ビヨンド the シー 夢見るように歌えば

製作年:2004年
製作国:アメリカ 
監 督:ケヴィン・スペイシー

ブロンクスの貧しい家庭に生まれて、心臓病で15歳までの命と診断された少年ボビー。義兄チャーリーからピアノをプレゼントされ、むかし歌手だった母ポリーから音楽の喜びを教えてもらう。病気を克服し青年となったボビーは本格的にプロの道を目指す。苦労の末にトップスターの仲間入りを果たすのだが…。

「五線譜のラブレター」といい「Ray/レイ」といい、20世紀のアメリカで大活躍した音楽家の伝記映画が2004年に続いて製作されているのは、興味深い符合だ。本作品もそうであるが、ただ音楽家の生涯を劇的に描いているのではなく、セクシャリティーや幼児期のトラウマなど人間心理を奥深く追及しており見応えのある映画になっている。

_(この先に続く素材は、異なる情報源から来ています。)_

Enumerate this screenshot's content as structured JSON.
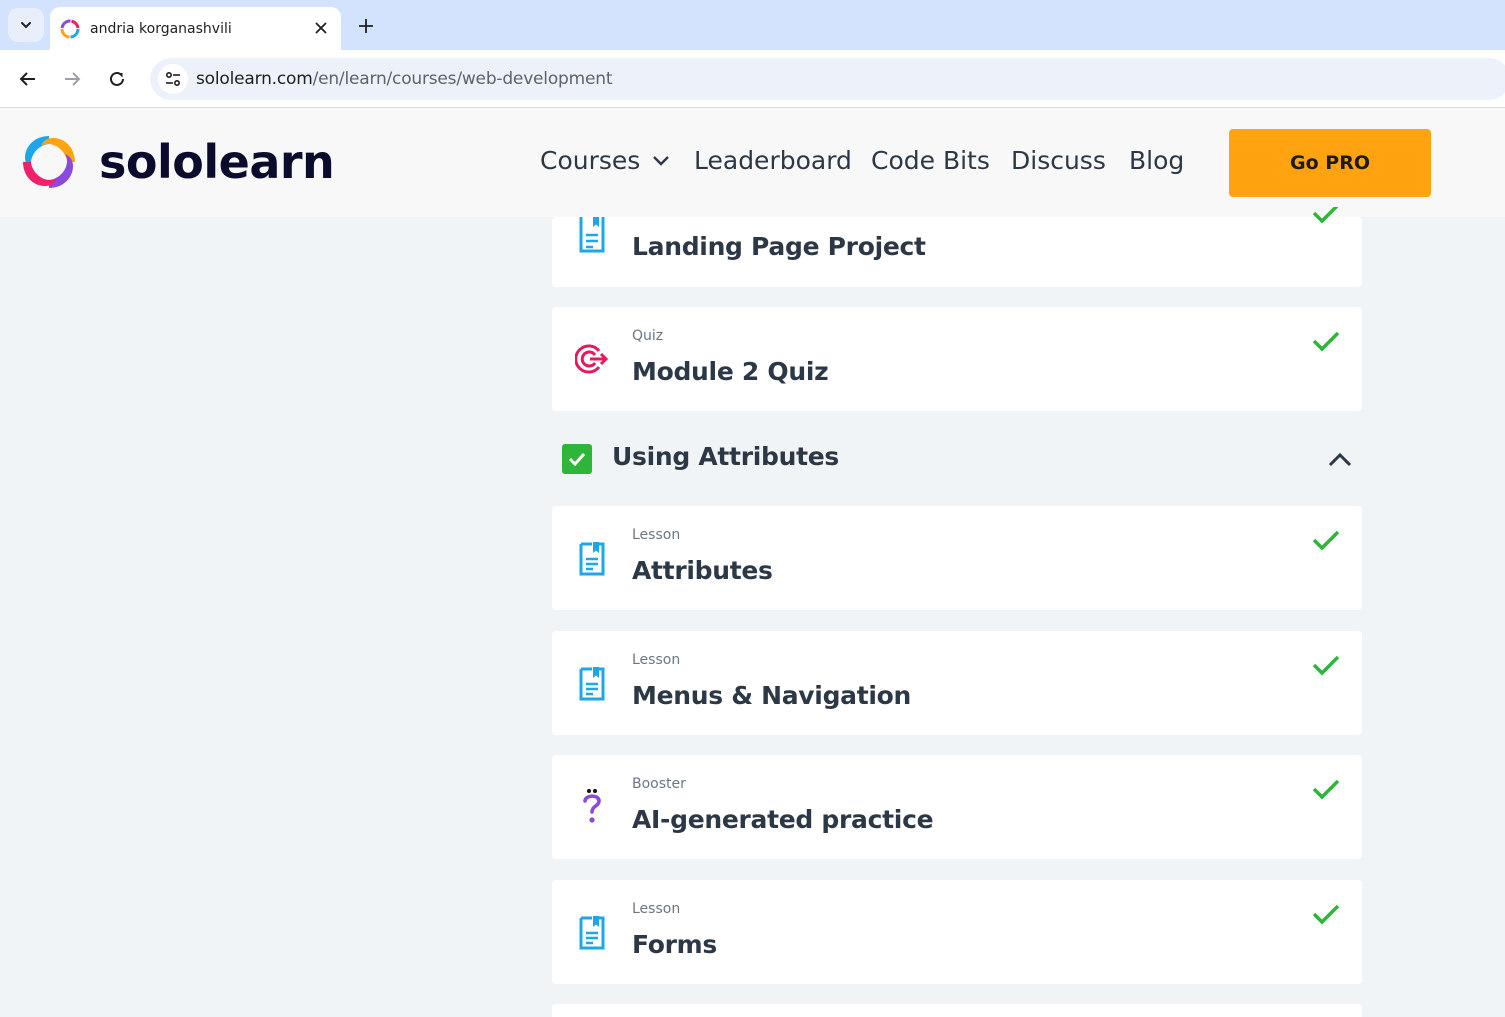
{
  "browser": {
    "tab_title": "andria korganashvili",
    "url_domain": "sololearn.com",
    "url_path": "/en/learn/courses/web-development"
  },
  "site": {
    "logo_text": "sololearn",
    "nav": {
      "courses": "Courses",
      "leaderboard": "Leaderboard",
      "code_bits": "Code Bits",
      "discuss": "Discuss",
      "blog": "Blog"
    },
    "go_pro": "Go PRO",
    "accent_color": "#ffa310",
    "check_color": "#2fb63a"
  },
  "content": {
    "top_cards": [
      {
        "type": "",
        "title": "Landing Page Project",
        "icon": "lesson-icon",
        "completed": true
      },
      {
        "type": "Quiz",
        "title": "Module 2 Quiz",
        "icon": "quiz-target-icon",
        "completed": true
      }
    ],
    "section": {
      "title": "Using Attributes",
      "completed": true,
      "expanded": true
    },
    "items": [
      {
        "type": "Lesson",
        "title": "Attributes",
        "icon": "lesson-icon",
        "completed": true
      },
      {
        "type": "Lesson",
        "title": "Menus & Navigation",
        "icon": "lesson-icon",
        "completed": true
      },
      {
        "type": "Booster",
        "title": "AI-generated practice",
        "icon": "question-mark-icon",
        "completed": true
      },
      {
        "type": "Lesson",
        "title": "Forms",
        "icon": "lesson-icon",
        "completed": true
      }
    ]
  }
}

本作品のテーマはアイデンティティーの追求である。それが様々な趣向を凝らしてダイナミックに描かれている。子供時代の自分の幻との会話。青年期まで父性を求めている事。音楽家としての成功は母の夢の実現が根底にあること。どんなに成功を収めても真の達成感を得ることはない。その象徴的なエピソードが、アカデミー賞にノミネートされただけでも大変な名誉であるのに落選すると尋常ではない怒り方をする場面。すべて、自分とは何か、一体何をしたいのは、分からないまま過ごしてきたことを表している。

後半になると自己発見への展開となっていくが、そのエピソードの配列も秀逸。クライマックスのステージで心が大いに揺さぶられる。腕時計の使い方も巧い。その時計がボビー・ダーリンの命の象徴になっている。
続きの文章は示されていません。